I’ve stopped praying for God to heal my Papa. Now I simply pray for God to ease Papa’s pain, grant him dignity…and please be merciful as he passes from this life into the next.
I was recently asked to do calligraphy work on wedding invitations for a family friend. Have I ever done calligraphy? Nope. Can I learn? With the help of the internet, I can learn how to row a boat while speaking Japanese. Here’s hoping Mr. Google doesn’t let me down. Am I perpetuating a fraud? Maybe, but I’m desperate for income and sometimes it means stretching the limits on my “professional artistic ability.” It also involves spending way more time on projects that I’m barely getting paid for. I feel guilty for extorting money…which is probably why I’m poor. Everyone but the trusty 1% is pretty much starving or working shitty jobs to avoid starving or cleaning up after a natural disaster or preparing for the next disaster. And the strain on our incomes and the demands of our bill collectors makes us do things we’d never really imagine. I’m not quite to the desperation of John Q, but I get where he’s coming from. Eventually we encounter than we can handle (despite the adage that God never gives us more than we can bear) and we snap. We yell, we cheat, we steal, we lie, we grossly exaggerate, etc. …all in the name of survival.

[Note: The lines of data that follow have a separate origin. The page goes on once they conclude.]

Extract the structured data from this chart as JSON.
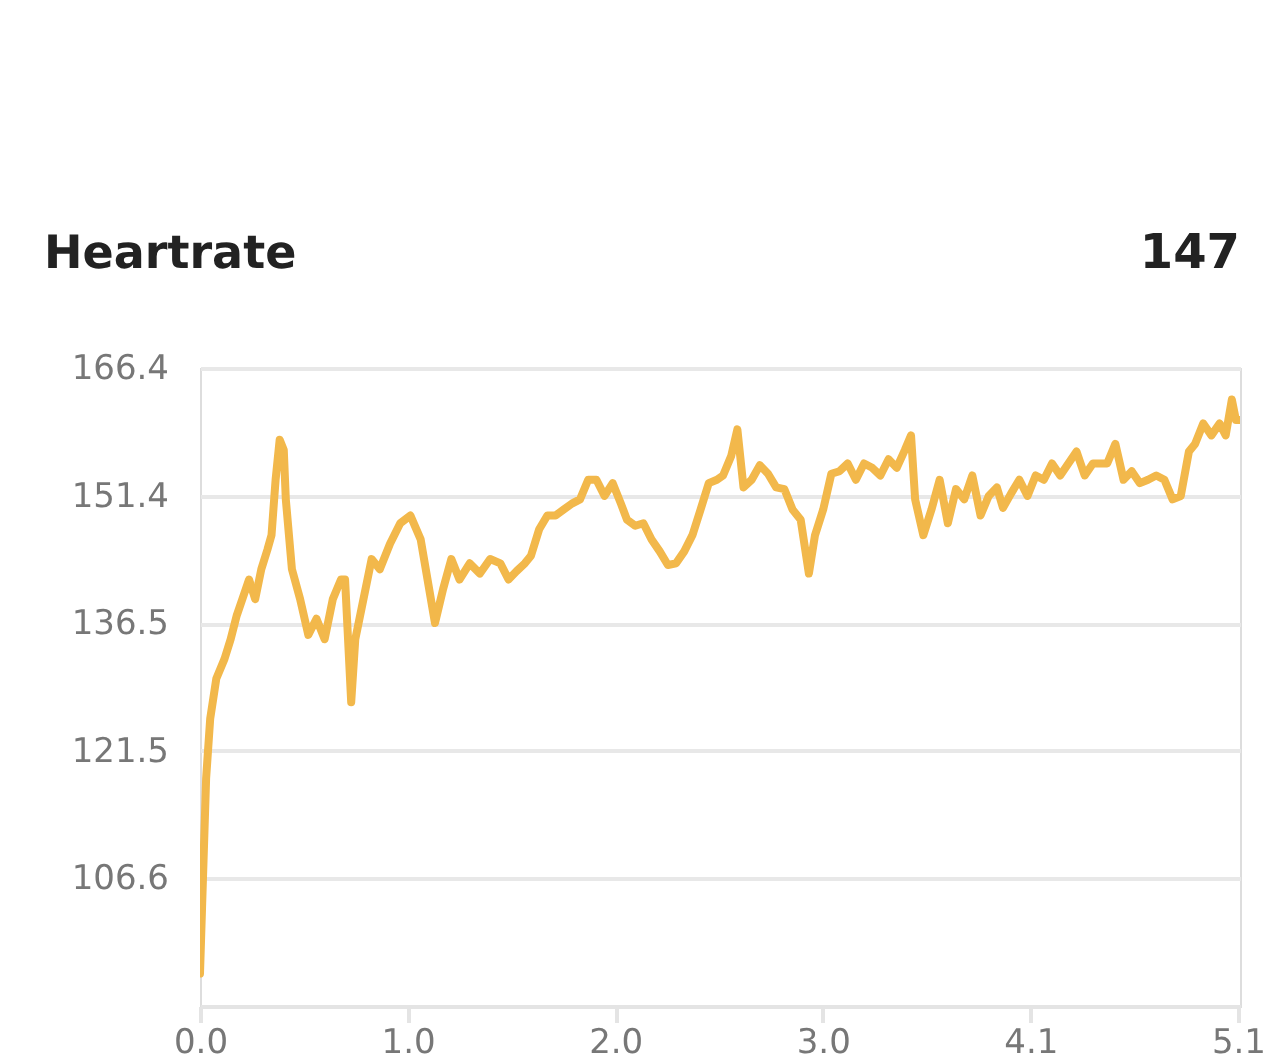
{
  "chart_data": {
    "type": "line",
    "title": "Heartrate",
    "annotations": [
      "147"
    ],
    "x": [
      0,
      0.01,
      0.03,
      0.05,
      0.08,
      0.12,
      0.15,
      0.18,
      0.22,
      0.24,
      0.27,
      0.3,
      0.33,
      0.35,
      0.37,
      0.39,
      0.41,
      0.42,
      0.45,
      0.49,
      0.53,
      0.57,
      0.61,
      0.65,
      0.69,
      0.71,
      0.74,
      0.76,
      0.8,
      0.84,
      0.88,
      0.93,
      0.98,
      1.03,
      1.08,
      1.11,
      1.15,
      1.19,
      1.23,
      1.27,
      1.32,
      1.37,
      1.42,
      1.47,
      1.51,
      1.55,
      1.59,
      1.62,
      1.66,
      1.7,
      1.74,
      1.78,
      1.82,
      1.86,
      1.9,
      1.94,
      1.98,
      2.02,
      2.06,
      2.09,
      2.13,
      2.17,
      2.21,
      2.25,
      2.29,
      2.33,
      2.37,
      2.41,
      2.45,
      2.49,
      2.53,
      2.56,
      2.6,
      2.63,
      2.66,
      2.7,
      2.74,
      2.78,
      2.82,
      2.86,
      2.9,
      2.94,
      2.98,
      3.01,
      3.05,
      3.09,
      3.13,
      3.17,
      3.21,
      3.25,
      3.29,
      3.33,
      3.37,
      3.41,
      3.45,
      3.48,
      3.5,
      3.54,
      3.58,
      3.62,
      3.66,
      3.7,
      3.74,
      3.78,
      3.82,
      3.86,
      3.9,
      3.93,
      3.97,
      4.01,
      4.05,
      4.09,
      4.13,
      4.17,
      4.21,
      4.25,
      4.29,
      4.33,
      4.37,
      4.4,
      4.44,
      4.48,
      4.52,
      4.56,
      4.6,
      4.64,
      4.68,
      4.72,
      4.76,
      4.8,
      4.84,
      4.87,
      4.91,
      4.95,
      4.99,
      5.02,
      5.05,
      5.07,
      5.09
    ],
    "values": [
      95.4,
      103.1,
      118.3,
      125.3,
      130.0,
      132.3,
      134.6,
      137.4,
      140.2,
      141.6,
      139.3,
      142.8,
      145.1,
      146.8,
      153.3,
      158.0,
      156.8,
      151.0,
      142.8,
      139.3,
      135.1,
      137.0,
      134.6,
      139.3,
      141.6,
      141.6,
      127.2,
      134.6,
      139.3,
      144.0,
      142.8,
      145.8,
      148.2,
      149.1,
      146.3,
      142.1,
      136.5,
      140.5,
      144.0,
      141.6,
      143.5,
      142.3,
      144.0,
      143.5,
      141.6,
      142.6,
      143.5,
      144.4,
      147.5,
      149.1,
      149.1,
      149.8,
      150.5,
      151.0,
      153.3,
      153.3,
      151.4,
      152.9,
      150.5,
      148.6,
      147.9,
      148.2,
      146.3,
      144.9,
      143.3,
      143.5,
      144.9,
      146.8,
      149.8,
      152.9,
      153.3,
      153.8,
      156.1,
      159.2,
      152.4,
      153.3,
      155.0,
      154.0,
      152.4,
      152.2,
      149.8,
      148.6,
      142.3,
      146.8,
      149.8,
      154.0,
      154.3,
      155.2,
      153.3,
      155.2,
      154.7,
      153.8,
      155.7,
      154.7,
      156.8,
      158.5,
      151.0,
      146.8,
      149.8,
      153.3,
      148.2,
      152.2,
      151.0,
      153.8,
      149.1,
      151.4,
      152.4,
      150.0,
      151.7,
      153.3,
      151.4,
      153.8,
      153.3,
      155.2,
      153.8,
      155.2,
      156.6,
      153.8,
      155.2,
      155.2,
      155.2,
      157.5,
      153.3,
      154.3,
      152.9,
      153.3,
      153.8,
      153.3,
      151.0,
      151.4,
      156.6,
      157.5,
      159.9,
      158.5,
      159.9,
      158.5,
      162.7,
      160.3,
      160.3
    ],
    "color": "#f2b84b",
    "xlim": [
      0,
      5.09
    ],
    "xticks": [
      {
        "value": 0,
        "label": "0.0"
      },
      {
        "value": 1.016,
        "label": "1.0"
      },
      {
        "value": 2.032,
        "label": "2.0"
      },
      {
        "value": 3.048,
        "label": "3.0"
      },
      {
        "value": 4.064,
        "label": "4.1"
      },
      {
        "value": 5.08,
        "label": "5.1"
      }
    ],
    "ylim": [
      91.6,
      166.4
    ],
    "yticks": [
      106.6,
      121.5,
      136.5,
      151.4,
      166.4
    ],
    "grid": "y"
  }
}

For now, my morals outweigh my urge to hurt or insult my fellow humans but I wonder if a day will come when I care much less… My resolve will disappear and I’ll be left as a shadow.
That said, I’m a believer in hope and often cling to it when I’m hungry and tired of eating ramen and hot dogs. So far, hope hasn’t let me down, but it’s come pretty damn close. I worry that eventually the hope will run out. And then what? Fraud and extortion could be the least of my worries.

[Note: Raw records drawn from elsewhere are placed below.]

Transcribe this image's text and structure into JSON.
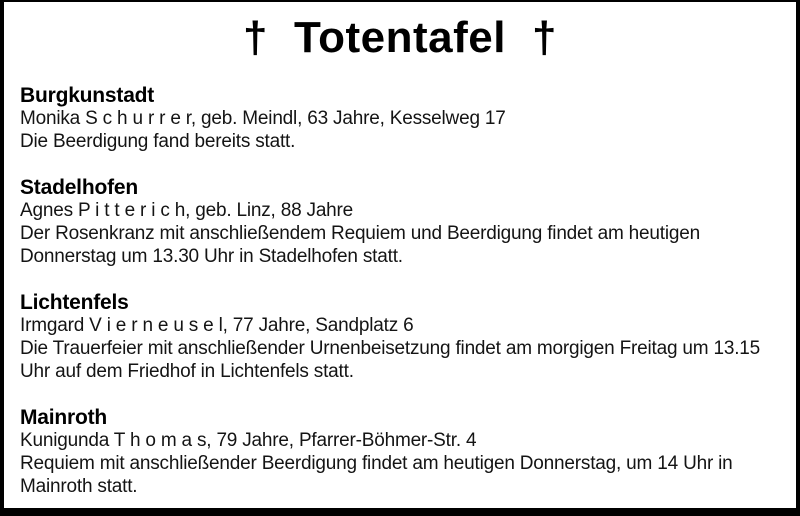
{
  "title": {
    "cross": "†",
    "text": "Totentafel"
  },
  "colors": {
    "background": "#ffffff",
    "text": "#141414",
    "heading_text": "#000000",
    "border": "#000000"
  },
  "sections": [
    {
      "city": "Burgkunstadt",
      "person": "Monika S c h u r r e r, geb. Meindl, 63 Jahre, Kesselweg 17",
      "details": "Die Beerdigung fand bereits statt."
    },
    {
      "city": "Stadelhofen",
      "person": "Agnes P i t t e r i c h, geb. Linz, 88 Jahre",
      "details": "Der Rosenkranz mit anschließendem Requiem und Beerdigung findet am heutigen\nDonnerstag um 13.30 Uhr in Stadelhofen statt."
    },
    {
      "city": "Lichtenfels",
      "person": "Irmgard V i e r n e u s e l, 77 Jahre, Sandplatz 6",
      "details": "Die Trauerfeier mit anschließender Urnenbeisetzung findet am morgigen Freitag um 13.15\nUhr auf dem Friedhof in Lichtenfels statt."
    },
    {
      "city": "Mainroth",
      "person": "Kunigunda T h o m a s, 79 Jahre, Pfarrer-Böhmer-Str. 4",
      "details": "Requiem mit anschließender Beerdigung findet am heutigen Donnerstag, um 14 Uhr in\nMainroth statt."
    }
  ]
}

Three weeks ago, my sister-in-law’s 24 year old brother died. There are still many questions about his death and the level of unresolved tension grows higher with each passing moment. He had been sick since birth, by all means should not have survived en-utero or childhood or adolescence…you get the idea. There were many times when family members held their breaths wondering if he would survive.

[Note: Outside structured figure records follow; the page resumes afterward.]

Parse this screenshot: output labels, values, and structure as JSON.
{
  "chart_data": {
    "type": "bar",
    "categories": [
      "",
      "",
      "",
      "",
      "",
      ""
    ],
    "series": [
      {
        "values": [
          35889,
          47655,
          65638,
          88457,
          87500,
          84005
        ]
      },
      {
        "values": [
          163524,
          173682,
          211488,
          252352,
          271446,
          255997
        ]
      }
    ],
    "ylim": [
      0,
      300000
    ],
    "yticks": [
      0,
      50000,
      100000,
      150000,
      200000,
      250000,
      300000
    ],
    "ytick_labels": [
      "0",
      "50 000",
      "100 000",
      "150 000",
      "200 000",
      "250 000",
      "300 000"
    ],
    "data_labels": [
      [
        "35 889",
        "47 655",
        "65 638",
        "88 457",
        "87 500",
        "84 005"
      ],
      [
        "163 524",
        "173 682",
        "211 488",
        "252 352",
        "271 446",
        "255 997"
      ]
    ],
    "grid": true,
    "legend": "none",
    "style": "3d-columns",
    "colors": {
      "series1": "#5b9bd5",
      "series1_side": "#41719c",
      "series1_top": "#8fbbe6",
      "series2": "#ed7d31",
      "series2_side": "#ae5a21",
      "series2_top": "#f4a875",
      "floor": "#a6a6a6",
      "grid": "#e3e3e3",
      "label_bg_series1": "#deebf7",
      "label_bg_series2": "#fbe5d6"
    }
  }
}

And then one day, his step-dad came home and found him unconscious in his bed. There was an empty bottle of pills, blood in the bathroom, and blood coming from his mouth. No one knows what his last moments were like. Hopefully he was at peace, resting in his bed, and unafraid.
Now the journey begins for those left behind. My poor sister-in-law and her family are deep in the throws of grief. They want to push through it so that it’s over as soon as possible. The pain, the despair, the lack of sleep, the vanishing appetite. The never-ending void in the center of the chest that aches constantly. Is there a prayer or routine that makes it easier? Is there a book or a mantra or anything to make the hurt disappear?
As for the rest of us, we’re victims of helplessness. We want desperately to help ease the pain, heal the wound. We say trite expressions, offer prayers, cook meals, hold hands, and sit in silence just hoping something, anything provides a moment of relief. It just pisses me off…all of it. I’m angry that I can’t do anything substantial to remove this burden. The hardest part of being human is grieving for the ones we love. We never ‘get over it’…we just simply learn to live differently.
I have grieved but nothing like this. Grief is as unique as sunrises and sunsets. Every person embraces it differently and it’s impossible to create a unified heal-all method for this shitty, unfair process. We have to face the fact that ultimately, there’s nothing we can do to abate the pain other than showing love. Love in any form and every form for as long as it takes. In time, they’ll learn to walk and breathe again and our helpless, angry feeling will begin to subside.